A resolução aprovada traz, ao longo de 22 páginas, definições gerais relacionadas ao tema; diretrizes sobre a prevenção da violência sexual e da gestação na infância, com a indicação dos deveres que cabe às instâncias do Estado diante de casos do tipo, entre outras coisas. O documento menciona, por exemplo, “que toda criança e adolescente tem direito a ter acesso a informações sobre seu próprio corpo que permitam a identificação e a denúncia de situações de violência sexual”. A resolução enumera ainda uma série de orientações sobre como deve se dar o atendimento de casos de violência no âmbito do Sistema de Garantia de Direitos da Criança e do Adolescente (SGDCA), os direitos do público-alvo, entre outros pontos.

Governo

Em nota oficial divulgada à imprensa na segunda (23), o governo federal alegou que teria havido problemas no ritual da sessão do Conanda em que foi votada a resolução. No texto, a gestão não fez menções relacionadas a eventuais divergências ideológicas ou de conteúdo.

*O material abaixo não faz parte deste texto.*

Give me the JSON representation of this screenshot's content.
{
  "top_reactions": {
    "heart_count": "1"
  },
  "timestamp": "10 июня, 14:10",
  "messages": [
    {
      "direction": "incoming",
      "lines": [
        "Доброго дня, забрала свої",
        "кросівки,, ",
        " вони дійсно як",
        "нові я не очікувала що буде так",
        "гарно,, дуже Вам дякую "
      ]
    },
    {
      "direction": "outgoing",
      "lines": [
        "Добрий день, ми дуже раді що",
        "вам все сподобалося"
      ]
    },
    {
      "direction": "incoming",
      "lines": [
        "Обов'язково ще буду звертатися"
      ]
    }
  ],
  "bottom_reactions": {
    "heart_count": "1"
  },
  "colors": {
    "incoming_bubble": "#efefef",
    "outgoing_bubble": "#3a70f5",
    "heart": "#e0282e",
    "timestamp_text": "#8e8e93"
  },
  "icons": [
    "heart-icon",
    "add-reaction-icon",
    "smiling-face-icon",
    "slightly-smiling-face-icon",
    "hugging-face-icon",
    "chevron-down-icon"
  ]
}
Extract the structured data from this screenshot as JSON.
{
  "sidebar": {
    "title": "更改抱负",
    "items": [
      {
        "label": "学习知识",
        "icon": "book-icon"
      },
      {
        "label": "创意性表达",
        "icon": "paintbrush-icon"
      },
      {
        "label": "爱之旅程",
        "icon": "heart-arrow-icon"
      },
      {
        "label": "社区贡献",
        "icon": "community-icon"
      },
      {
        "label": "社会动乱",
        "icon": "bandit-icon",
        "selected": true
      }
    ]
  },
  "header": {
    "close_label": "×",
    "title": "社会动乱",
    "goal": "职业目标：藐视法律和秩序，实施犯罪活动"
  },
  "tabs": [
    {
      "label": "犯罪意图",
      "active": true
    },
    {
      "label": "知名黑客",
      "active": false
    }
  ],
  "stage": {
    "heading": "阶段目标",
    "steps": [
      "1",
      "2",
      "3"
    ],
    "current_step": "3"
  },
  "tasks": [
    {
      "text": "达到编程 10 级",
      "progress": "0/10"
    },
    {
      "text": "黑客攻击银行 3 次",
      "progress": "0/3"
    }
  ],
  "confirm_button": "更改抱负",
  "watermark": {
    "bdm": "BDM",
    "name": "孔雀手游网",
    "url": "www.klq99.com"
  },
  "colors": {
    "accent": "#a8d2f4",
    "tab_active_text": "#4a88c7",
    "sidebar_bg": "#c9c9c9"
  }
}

“Durante a discussão da proposta, o governo questionou insistentemente os termos da resolução e o MDHC [Ministério dos Direitos Humanos e Cidadania] fez um pedido de vistas, conforme previsto pelo regimento interno do colegiado. Em seguida, solicitou parecer da consultoria jurídica do ministério. O parecer indicou, entre outros aspectos, que a minuta de resolução apresentava definições que só poderiam ser dispostas em leis – a serem aprovadas pelo Congresso Nacional –, indicando a necessidade de aperfeiçoamento e revisão de texto, garantindo maior alinhamento ao arcabouço legal brasileiro”, argumenta a gestão.

“Nesse sentido e fundamentado no parecer jurídico, na reunião extraordinária ocorrida na segunda (23), foi feito novo pedido de vistas por representante do governo. Embora o pedido de vistas seja direito de qualquer conselheiro previsto regimentalmente, o pedido foi colocado em votação e negado pelo pleno do Conanda, e a resolução foi posta em votação e aprovada, apesar dos votos contrários de todos os representantes do governo. Ao considerar as políticas públicas destinadas à atenção integral à criança e ao adolescente vítima de violência, o governo federal segue em consonância com a legislação que resguarda a prioridade absoluta de crianças e adolescentes, reafirmando estar aberto ao amplo debate com a sociedade e todos os poderes”, continua a nota.

Faíscas

Ariel de Castro Alves afirma que esse tipo de divergência entre governo e sociedade civil para a aprovação de resoluções seria inédito no histórico do Conanda. “Geralmente, a aprovação das resoluções acaba sendo consensual. Essa falta de sintonia pode acabar enfraquecendo a normativa que foi aprovada, já que ela vem sendo contestada por setores conservadores e pelas bancadas religiosas do Congresso. Ou seja, o governo federal, contrariando as suas próprias diretrizes do Ministério da Saúde, do Ministério dos Direitos Humanos (MDHC) em vários documentos anteriores, se soma aos setores conservadores e às bancadas religiosas no Congresso”, lamenta o ex-presidente do órgão.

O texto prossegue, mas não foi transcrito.